Preparation of the Incident Response Plan
The Incident Response Plan (IRP) is exactly what it sounds like – it is your organization’s plan for what you will do in the event of a cybersecurity breach. Your executive team should collaborate with your I.T. and cybersecurity teams so that you all have a good understanding of your technology infrastructure as it relates to a potential attack and ensure that everyone understands the expectations for your reaction to a security breach.
The IRP is unique to each organization, but there are some key items to include for everyone.
- Clearly define roles for response to the breach – decide who will be in charge of what aspect of the response to and remediation of the attack.
- Outline priority systems – If you are in the manufacturing industry, your priority systems may look different than those who work in a typical office building, for example. Establish what systems need to be back online first after the attack.
- Understand relationships between systems – If one system in your technology infrastructure needs another to function, it won’t be of much use to you if one comes back online after a breach, but the other is still offline. Establish an understanding of how your entire infrastructure works together to know how a breach will affect you, and how you will respond to it.
- Order of restoration procedures – Once you understand your various systems and their relationships, make a plan of the order in which you will be bringing systems back online.
When a Breach Occurs…
Once you have your overall response and procedural order planned out, when a breach occurs, you will need to detect where it occurred and analyze what the vulnerability in your infrastructure was, in addition to the steps above. This allows for both the containment and eradication of the threat, so that you can move forward from the breach. An important part of this step is ensuring the network is “clean” (I.e. that the breach has been eradicated) before bringing systems back online.
After the incident, you should discuss the cause of the attack (such as an end user clicking a malicious link, or a firewall breach), and go over steps to prevent the cause from happening again. These preventions should then be implemented into your incident response plan, as well as into your overall security operations.

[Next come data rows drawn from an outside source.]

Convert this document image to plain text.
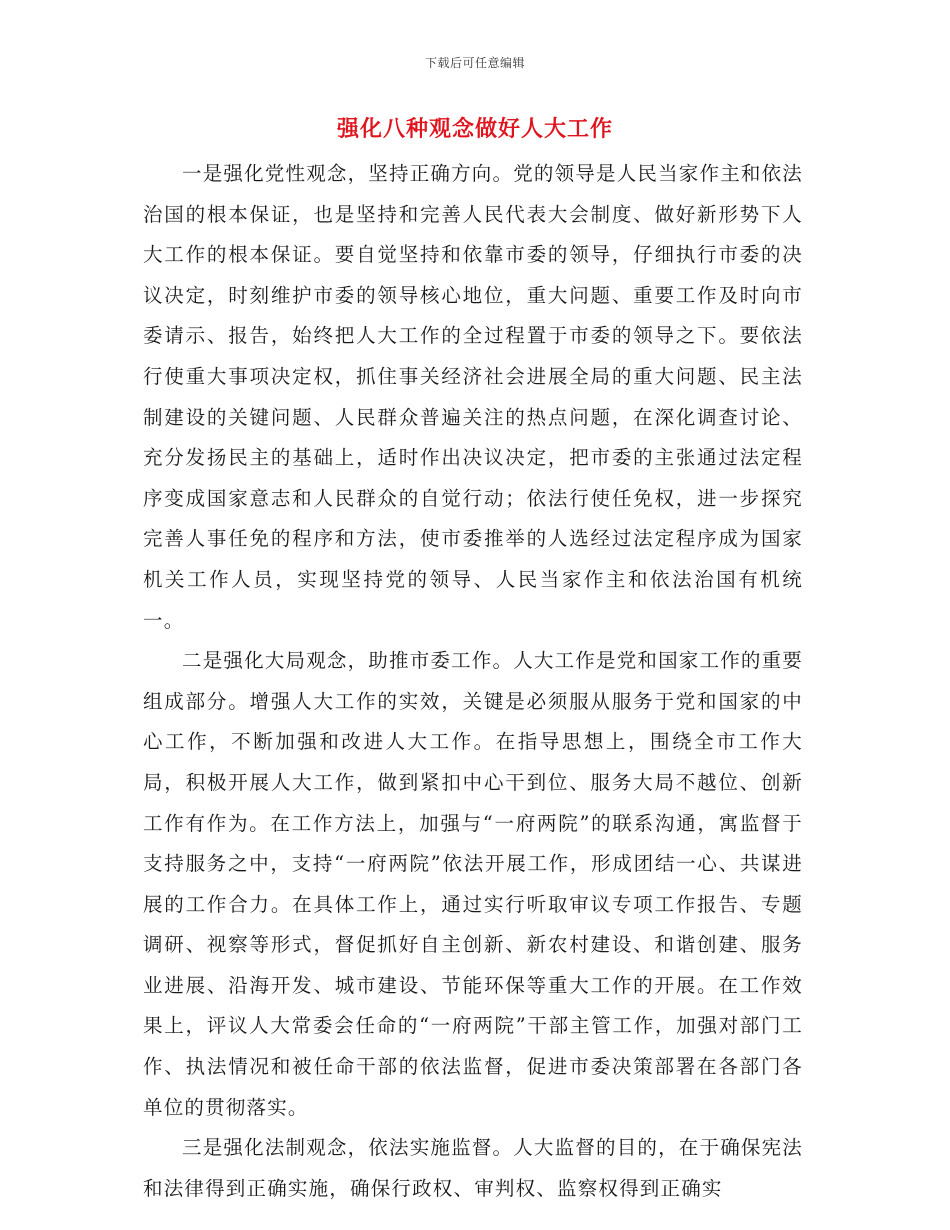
下载后可任意编辑
强化八种观念做好人大工作

一是强化党性观念，坚持正确方向。党的领导是人民当家作主和依法治国的根本保证，也是坚持和完善人民代表大会制度、做好新形势下人大工作的根本保证。要自觉坚持和依靠市委的领导，仔细执行市委的决议决定，时刻维护市委的领导核心地位，重大问题、重要工作及时向市委请示、报告，始终把人大工作的全过程置于市委的领导之下。要依法行使重大事项决定权，抓住事关经济社会进展全局的重大问题、民主法制建设的关键问题、人民群众普遍关注的热点问题，在深化调查讨论、充分发扬民主的基础上，适时作出决议决定，把市委的主张通过法定程序变成国家意志和人民群众的自觉行动；依法行使任免权，进一步探究完善人事任免的程序和方法，使市委推举的人选经过法定程序成为国家机关工作人员，实现坚持党的领导、人民当家作主和依法治国有机统一。

二是强化大局观念，助推市委工作。人大工作是党和国家工作的重要组成部分。增强人大工作的实效，关键是必须服从服务于党和国家的中心工作，不断加强和改进人大工作。在指导思想上，围绕全市工作大局，积极开展人大工作，做到紧扣中心干到位、服务大局不越位、创新工作有作为。在工作方法上，加强与“一府两院”的联系沟通，寓监督于支持服务之中，支持“一府两院”依法开展工作，形成团结一心、共谋进展的工作合力。在具体工作上，通过实行听取审议专项工作报告、专题调研、视察等形式，督促抓好自主创新、新农村建设、和谐创建、服务业进展、沿海开发、城市建设、节能环保等重大工作的开展。在工作效果上，评议人大常委会任命的“一府两院”干部主管工作，加强对部门工作、执法情况和被任命干部的依法监督，促进市委决策部署在各部门各单位的贯彻落实。

三是强化法制观念，依法实施监督。人大监督的目的，在于确保宪法和法律得到正确实施，确保行政权、审判权、监察权得到正确实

Incident Response Plan Testing Is Key
It is important to test and refresh your incident response plan regularly, regardless of whether an attack has occurred. If you do “fire drills” of your IRP, you can discover hiccups in the plan when you can fix them, not when you are trying to remediate an actual cyberattack. Many organization’s claim to have an IRP in place; however, it’s not enough to just create the plan. You must test it to ensure all parties are comfortable with and understand their part in the process and update it consistently, especially as you add new tools or remove tools from the organization. Test multiple kinds of scenarios, including when certain individuals are out of the office, so that you can be prepared for any situation.
While preventative cybersecurity measures are an excellent and important part of your cybersecurity plan, being prepared for the worst allows you to minimize damage from a cyberattack, and feel that much more prepared in the ever-evolving world of cyberthreats.